Today, the IRS published its final individual shared responsibility rules. The IRS fact sheet is here. Individual shared responsibility is the ACA’s terminology for the individual mandate. From an FEHBP perspective, the significant parts of the rulemaking are its decisions that annuitants who decline FEHBP coverage and former enrollees and their dependents who decline FEHBP temporary continuation of coverage are eligible for subsidized coverage in the healthcare exchanges if their household income falls below 400% of the federal poverty line ($45,960 for an individual and $94,200 for a family of four this year). In the FEHBlog’s opinion, it would be a huge mistake for an annuitant to decline FEHBP coverage (with the full government contribution) in favor of the exchange because there is no going back to the FEHBP under current OPM rules. However, it would make sense for a former enrollee or dependent to opt for subsidized exchange coverage over unsubsidized TCC. The Journal of Accountancy provides a broader perspective on the rule here.

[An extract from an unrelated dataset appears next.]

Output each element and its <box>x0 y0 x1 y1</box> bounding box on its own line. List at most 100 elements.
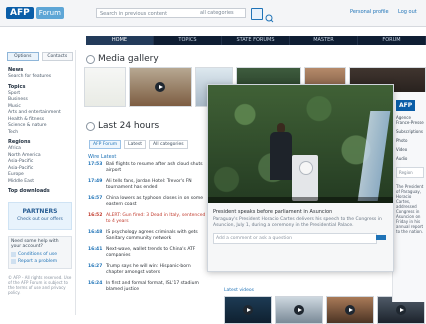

The Hill reports that Senate and House Republicans plan to submit bills that would require the President, Vice President, Members of Congress, and all political appointees in the Administration to receive unsubsidized healthcare exchange coverage with no Government contribution, thereby partially overriding the recently proposed OPM rule. Official staff would receive the Government contribution for exchange coverage but Congressional offices would not be able to decide who is in their official staff as the OPM proposed rule permits. A copy of the press release from Senators Vitter (R La) and Enzi (R Wyo.) is here.
Finally, the FEHBlog noticed an interesting article on wellness programs in the Employee Benefit News.